如果只想纯手动安装,那么可以前往Terraform官网下载对应操作系统的可执行文件(Terraform是用go编写的,只有一个可执行文件),解压缩到指定的位置后,配置一下环境变量的PATH,使其包含Terraform所在的目录即可。

Terraform 验证

terraform version
Terraform v0.13.5

terraform -help
Usage: terraform [-version] [-help] <command> [args]

The available commands for execution are listed below.
The most common, useful commands are shown first, followed by
less common or more advanced commands. If you're just getting
started with Terraform, stick with the common commands. For the
other commands, please read the help and docs before usage.
##...

Terraform 实战

让我们以UCloud为例写一个简单的例子,运行这个例子会产生些许费用,如果读者不想付费,那么只需要阅读流程即可。另外介绍Terraform入门的文章很多,大多以AWS为例,阿里云与腾讯云也有相关入门介绍文章,不想注册UCloud账号的读者也可以自行查阅其他公有云相关的入门文章,本系列教程的重点将是后续的部分,所以无论用什么公有云,读者只需要对Terraform有一个最简单的体验就可以。
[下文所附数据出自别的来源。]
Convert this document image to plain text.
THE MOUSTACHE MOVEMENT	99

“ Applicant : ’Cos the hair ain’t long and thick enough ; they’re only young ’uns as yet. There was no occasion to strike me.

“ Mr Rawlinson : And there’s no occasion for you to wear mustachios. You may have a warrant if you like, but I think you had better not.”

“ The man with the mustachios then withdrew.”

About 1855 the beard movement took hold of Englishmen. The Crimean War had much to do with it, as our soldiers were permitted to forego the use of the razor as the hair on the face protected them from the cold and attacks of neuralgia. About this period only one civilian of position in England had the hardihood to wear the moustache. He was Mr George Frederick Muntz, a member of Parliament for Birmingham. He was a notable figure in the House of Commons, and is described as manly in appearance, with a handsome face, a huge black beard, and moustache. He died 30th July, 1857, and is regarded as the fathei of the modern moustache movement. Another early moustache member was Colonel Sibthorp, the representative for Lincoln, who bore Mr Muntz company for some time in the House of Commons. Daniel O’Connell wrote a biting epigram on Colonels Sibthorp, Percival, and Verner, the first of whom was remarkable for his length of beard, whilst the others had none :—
首先,你需要前往ucloud.cn注册一个UCloud账号,然后登录控制台,获取PublicKey和PrivateKey,再访问https://accountv2.ucloud.cn/auth_manage/project,获取默认项目id。
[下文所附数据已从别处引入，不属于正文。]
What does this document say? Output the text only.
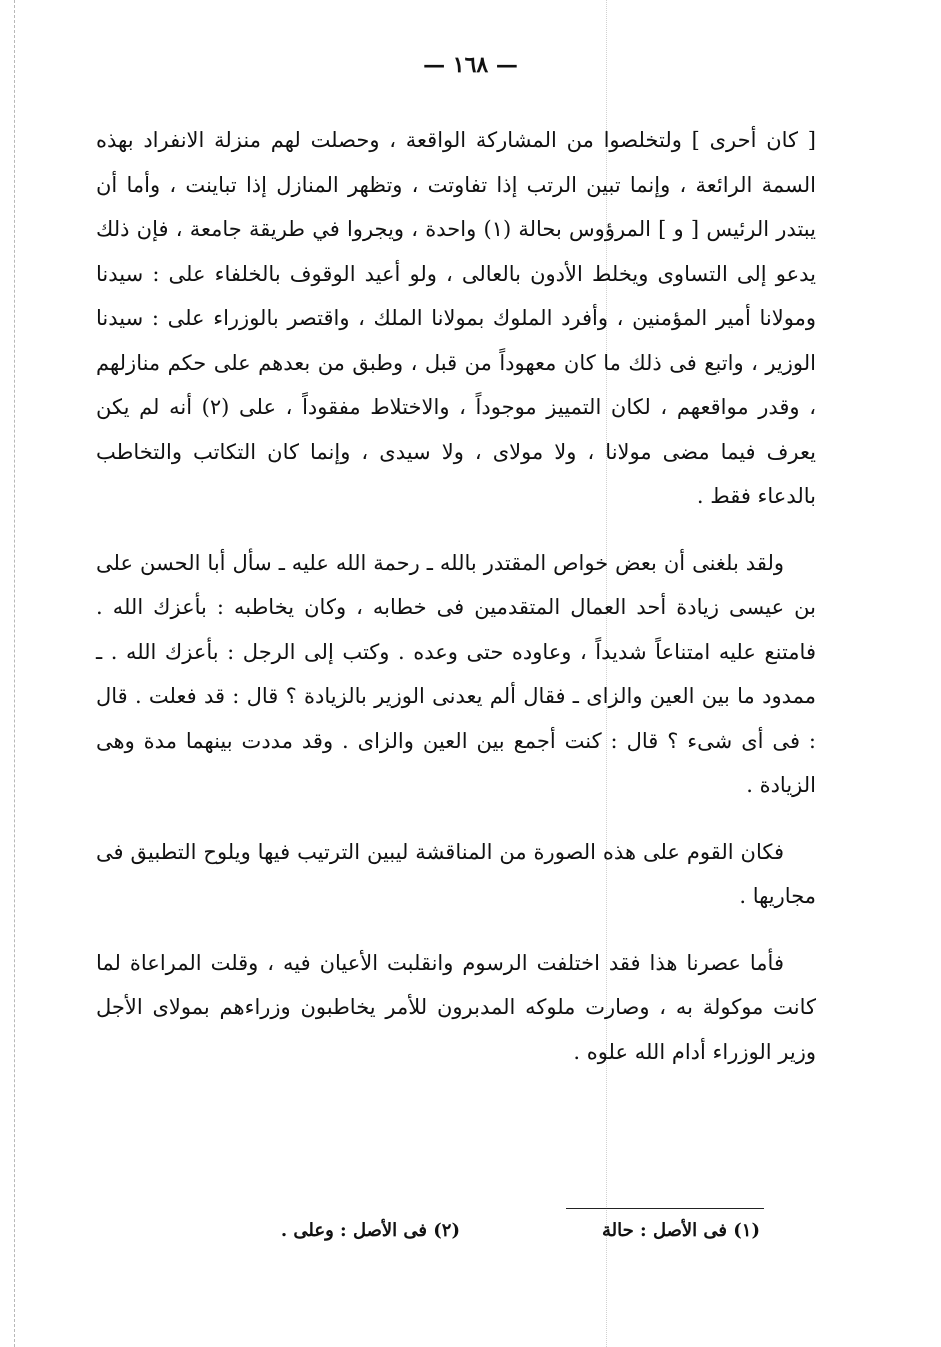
— ١٦٨ —

[ كان أحرى ] ولتخلصوا من المشاركة الواقعة ، وحصلت لهم منزلة الانفراد بهذه السمة الرائعة ، وإنما تبين الرتب إذا تفاوتت ، وتظهر المنازل إذا تباينت ، وأما أن يبتدر الرئيس [ و ] المرؤوس بحالة (١) واحدة ، ويجروا في طريقة جامعة ، فإن ذلك يدعو إلى التساوى ويخلط الأدون بالعالى ، ولو أعيد الوقوف بالخلفاء على : سيدنا ومولانا أمير المؤمنين ، وأفرد الملوك بمولانا الملك ، واقتصر بالوزراء على : سيدنا الوزير ، واتبع فى ذلك ما كان معهوداً من قبل ، وطبق من بعدهم على حكم منازلهم ، وقدر مواقعهم ، لكان التمييز موجوداً ، والاختلاط مفقوداً ، على (٢) أنه لم يكن يعرف فيما مضى مولانا ، ولا مولاى ، ولا سيدى ، وإنما كان التكاتب والتخاطب بالدعاء فقط .

ولقد بلغنى أن بعض خواص المقتدر بالله ـ رحمة الله عليه ـ سأل أبا الحسن على بن عيسى زيادة أحد العمال المتقدمين فى خطابه ، وكان يخاطبه : بأعزك الله . فامتنع عليه امتناعاً شديداً ، وعاوده حتى وعده . وكتب إلى الرجل : بأعزك الله . ـ ممدود ما بين العين والزاى ـ فقال ألم يعدنى الوزير بالزيادة ؟ قال : قد فعلت . قال : فى أى شىء ؟ قال : كنت أجمع بين العين والزاى . وقد مددت بينهما مدة وهى الزيادة .

فكان القوم على هذه الصورة من المناقشة ليبين الترتيب فيها ويلوح التطبيق فى مجاريها .

فأما عصرنا هذا فقد اختلفت الرسوم وانقلبت الأعيان فيه ، وقلت المراعاة لما كانت موكولة به ، وصارت ملوكه المدبرون للأمر يخاطبون وزراءهم بمولاى الأجل وزير الوزراء أدام الله علوه .

(١) فى الأصل : حالة
(٢) فى الأصل : وعلى .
然后我们创建一个干净的空文件夹,在里面创建一个main.tf文件(tf就是Terraform,Terraform代码大部分是.tf文件,语法是HCL,当然目前也支持JSON格式的Terraform代码,但我们暂时只以tf为例):

terraform {
  required_version = "~>0.13.5"
  required_providers {
    ucloud = {
      source  = "ucloud/ucloud"
      version = "~>1.22.0"
    }
  }
}

provider "ucloud" {
  public_key  = "JInqRnkSY8eAmxKFRxW9kVANYThg1pcvjD2Aw5f5p"
  private_key = "IlJn6GlmanYI1iDVEtrPyt5R9noAGz41B8q5TML7abqD8e4YjVdylwaKWdY61J5TcA"
  project_id  = "org-tgqbvi"
  region      = "cn-bj2"
}

data "ucloud_security_groups" "default" {
  type = "recommend_web"
}

data "ucloud_images" "default" {
  availability_zone = "cn-bj2-04"
  name_regex        = "^CentOS 6.5 64"
  image_type        = "base"
}

resource "ucloud_instance" "web" {
  availability_zone = "cn-bj2-04"
  image_id          = data.ucloud_images.default.images[0].id
  instance_type     = "n-basic-2"
  root_password     = "supersecret1234"
  name              = "tf-example-instance"
  tag               = "tf-example"
  boot_disk_type    = "cloud_ssd"

  security_group = data.ucloud_security_groups.default.security_groups[0].id

  delete_disks_with_instance = true

  user_data = <<EOF
#!/bin/bash
yum install -y nginx
service nginx start
EOF
}

resource "ucloud_eip" "web-eip" {
  internet_type = "bgp"
  charge_mode   = "bandwidth"
  charge_type   = "dynamic"
  name          = "web-eip"
}

resource "ucloud_eip_association" "web-eip-association" {
  eip_id      = ucloud_eip.web-eip.id
  resource_id = ucloud_instance.web.id
}

output "eip" {
  value = ucloud_eip.web-eip.public_ip
}

这里要注意修改代码中的这一段:

provider "ucloud" {
  public_key  = "JInqRnkSY8eAmxKFRxW9kVANYThg1pcvjD2Aw5f5p"
  private_key = "IlJn6GlmanYI1iDVEtrPyt5R9noAGz41B8q5TML7abqD8e4YjVdylwaKWdY61J5TcA"
  project_id  = "org-tgqbvi"
  region      = "cn-bj2"
}

这里的public_keyprivate_key以及project_id要替换成读者自己刚才获取到的访问密钥以及项目id。代码里的key和project id已经被我删除了。必须特别指出的是,这种将机密信息硬编码在代码中的做法是非常错误的,仅在此处方便演示适用,切勿将含有自己机密信息的代码提交到源代码管理系统里,练习后注意重制自己的密钥。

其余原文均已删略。